Lo spettro di Monti s’aggira al Nazareno

In fondo, era prevedibile che il “cambio pagina” dall’emergenza sanitaria a quella economico sociale avrebbe reso il gioco duro. Il punto è come a questo cambio pagina si è arrivati, se per destino o per scelte compiute. E la sensazione è che il nodo della collocazione del Pd nel governo sia ancora irrisolto. Resta cioè quel paradosso che ne ha accompagnato la nascita, mal gestita e mal digerita, con la conseguente rinuncia a esserne il “motore” politico – perché chi avrebbe potuto esserlo, forse i partiti populisti o i Cinque Stelle al collasso o Forza Italia all’estinzione? – in nome di un grande progetto di ricostruzione nazionale. E invece è difficile trovare un terreno di iniziativa politica del Pd in grado di influenzare l’azione del governo: le riaperture lasciate a Draghi, la pubblica amministrazione a Brunetta, il codice degli appalti a Landini.

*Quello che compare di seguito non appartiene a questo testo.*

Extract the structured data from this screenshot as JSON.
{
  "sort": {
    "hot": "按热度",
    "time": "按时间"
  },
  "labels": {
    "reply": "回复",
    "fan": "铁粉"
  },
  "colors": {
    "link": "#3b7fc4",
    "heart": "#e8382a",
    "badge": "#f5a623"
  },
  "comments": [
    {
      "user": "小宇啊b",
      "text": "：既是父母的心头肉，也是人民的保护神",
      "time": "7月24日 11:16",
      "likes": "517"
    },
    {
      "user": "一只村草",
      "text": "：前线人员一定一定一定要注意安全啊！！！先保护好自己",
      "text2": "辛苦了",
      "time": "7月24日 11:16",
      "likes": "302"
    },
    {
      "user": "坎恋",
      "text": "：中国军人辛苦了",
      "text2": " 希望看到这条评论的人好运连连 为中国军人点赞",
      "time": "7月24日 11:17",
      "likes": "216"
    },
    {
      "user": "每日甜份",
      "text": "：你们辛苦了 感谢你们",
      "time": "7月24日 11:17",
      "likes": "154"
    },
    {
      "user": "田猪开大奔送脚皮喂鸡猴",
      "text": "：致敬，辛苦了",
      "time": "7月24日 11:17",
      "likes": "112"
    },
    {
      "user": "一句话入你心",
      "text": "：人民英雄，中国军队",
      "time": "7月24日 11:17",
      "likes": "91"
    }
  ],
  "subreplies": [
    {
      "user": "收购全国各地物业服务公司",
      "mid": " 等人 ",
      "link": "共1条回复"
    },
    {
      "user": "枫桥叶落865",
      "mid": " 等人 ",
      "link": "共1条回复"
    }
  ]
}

In assenza di questa discussione mai svolta, il segretario, che ha ereditato una situazione storta nel manico, ha affidato il recupero identitario alla polemica con Salvini ma, nonostante la sua cultura politica e l’affinità di linguaggio con l’attuale inquilino di palazzo Chigi, si è ritagliato il ruolo di motore del prossimo, con proposte buone per la legislatura che verrà. Caratterizzano ma incidono poco, mentre nel presente, in fondo, si accetta tutto. Da che mondo è mondo, un grande partito, garante del progetto di ricostruzione dell’Italia, non si espone a una bocciatura delle sue proposte, su temi così delicati, redistribuzione e licenziamenti, se ci crede davvero. Se li ritiene cruciali, magari non fa cadere il governo, ma quantomeno lo fa ballare, ci fa una battaglia, insomma mica molla così. Invece sono già archiviati. E l’impressione è che il posizionamento a sinistra, così concepito, rende poco credibile l’azione nel governo, e l’azione del governo rende poco credibile il posizionamento a sinistra.